Even though the electronica, R&B and other flavors that the tastemaking FM station champions were not on the menu Saturday at the Orpheum Theatre, “Are Friends Eclectic?” still seemed like one of those dinner parties where polite, well-dressed people come round with bright plates of hors d’oeuvres. Tasty morsels all, from the acoustic sets from the likes of Brett Dennen, Zee Avi and the Belle Brigade to plugged-in theatrics courtesy of Iron & Wine, Anna Calvi and Other Lives.

Oh, and at the center of the party: a banquet table of Jimmy Cliff, for fans who like their music face-first. The 63-year-old reggae legend, dressed to shine, held forth with a 12-person backing band that included Rancid’s Tim Armstrong, who plays his guitar lefty and low-slung, and with whom Cliff is collaborating on new music. Cliff’s nuggets “The Harder They Come” and “Vietnam” inspired some dancing in the aisles, and the new, anthemic number “One More” stokes the fires of anticipation for the forthcoming release.

The set by Londoner Calvi threatened to steal the show – the material off her self-titled album released in January alternated between big, dark sheets of guitar and big, dark blankets of sultry vocals, the latter a big juxtaposition to her speaking voice, a Peppermint Patty squawk you’d expect from the girl next door until she starts bellowing about how her “desire is so strong.”

But the show was made for those kind of surprises. The Belle Brigade’s Barbara Gruska likened it to “The Gong Show,” but nobody got chased off; Dennen, in fact, was asked to stay around for one more song. Mia Doi Todd’s one-song opener, the cover “Canto de Lemanja,” was so solemn it felt like an invocation, and the pastoral, four-song outing by Oklahoma’s Other Lives had a hymnal quality too. White Denim’s psychedelic prog-rock provided the meatiest fare for rockists, and the Secret Sisters rivaled the Belle Brigade with their harmonies.

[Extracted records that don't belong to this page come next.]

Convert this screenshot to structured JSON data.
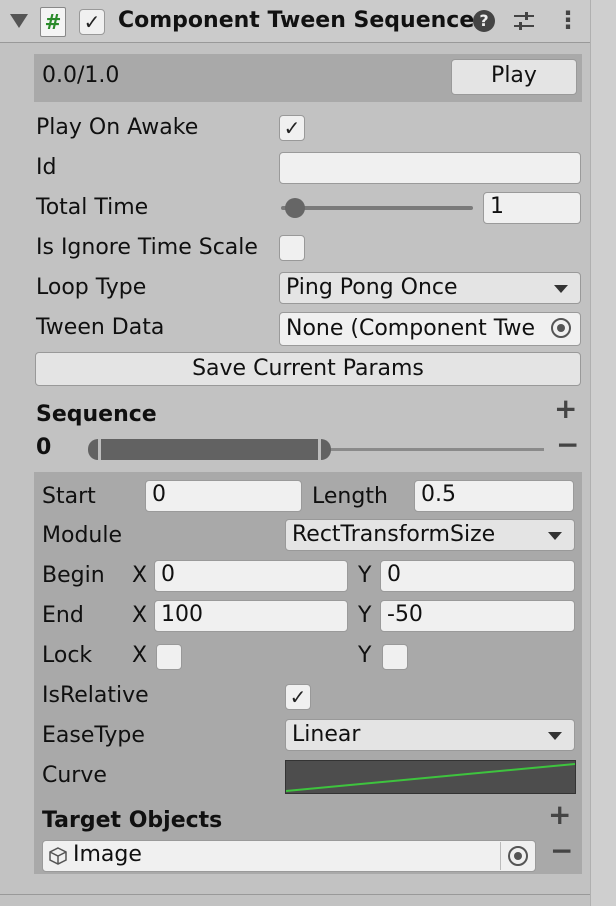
{
  "header": {
    "title": "Component Tween Sequence",
    "script_icon": "#",
    "enabled_check": "✓",
    "help_icon": "?",
    "presets_icon": "sliders",
    "menu_icon": "⋮"
  },
  "top": {
    "progress": "0.0/1.0",
    "play_label": "Play"
  },
  "props": {
    "play_on_awake": "Play On Awake",
    "play_on_awake_check": "✓",
    "id": "Id",
    "id_value": "",
    "total_time": "Total Time",
    "total_time_value": "1",
    "ignore_time_scale": "Is Ignore Time Scale",
    "loop_type": "Loop Type",
    "loop_type_value": "Ping Pong Once",
    "tween_data": "Tween Data",
    "tween_data_value": "None (Component Twe",
    "save_label": "Save Current Params"
  },
  "sequence": {
    "title": "Sequence",
    "index": "0",
    "add": "+",
    "remove": "−"
  },
  "item": {
    "start_label": "Start",
    "start_value": "0",
    "length_label": "Length",
    "length_value": "0.5",
    "module_label": "Module",
    "module_value": "RectTransformSize",
    "begin_label": "Begin",
    "begin_x": "0",
    "begin_y": "0",
    "end_label": "End",
    "end_x": "100",
    "end_y": "-50",
    "lock_label": "Lock",
    "x_label": "X",
    "y_label": "Y",
    "isrelative_label": "IsRelative",
    "isrelative_check": "✓",
    "easetype_label": "EaseType",
    "easetype_value": "Linear",
    "curve_label": "Curve",
    "targets_title": "Target Objects",
    "target_value": "Image",
    "add": "+",
    "remove": "−"
  }
}
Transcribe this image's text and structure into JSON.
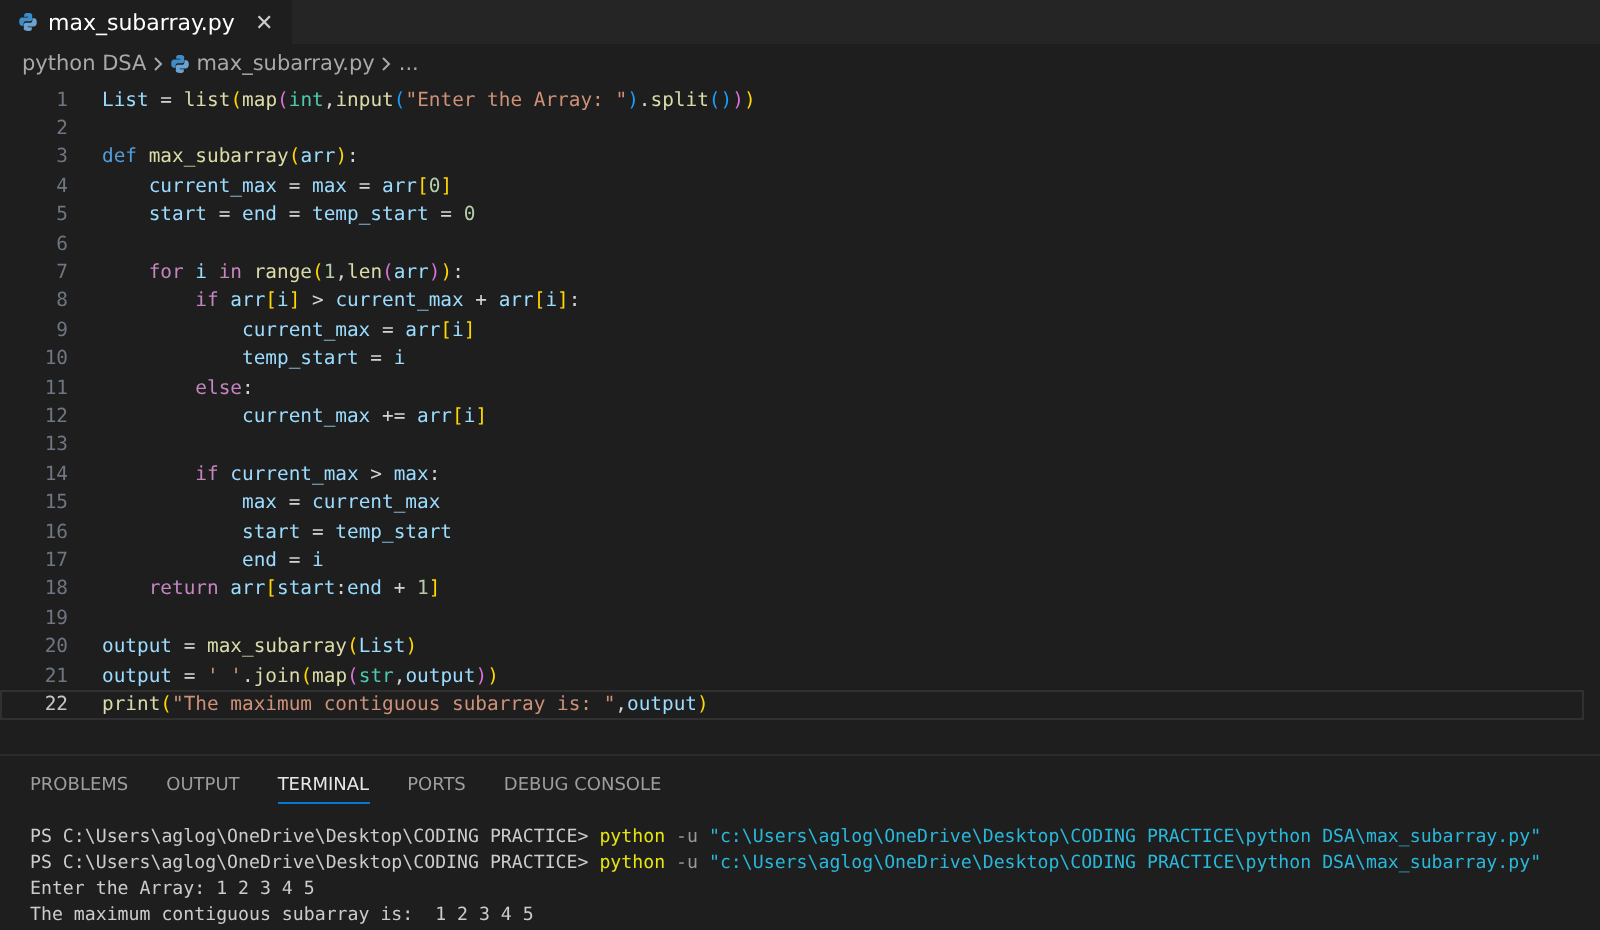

Iron & Wine closed out the evening with surprising exuberance, considering the intimate nature of Sam Beam’s music. Beam was at the front of an 11-person band (including the Swell Season’s Marketa Irglova as one of the backup singers), cheery and gracious but no less moving than when Iron & Wine is just man and guitar. Beam’s set injected come catharsis into the evening’s review of a year that, while rich musically, had all the makings of apocalypse if you just read the headlines.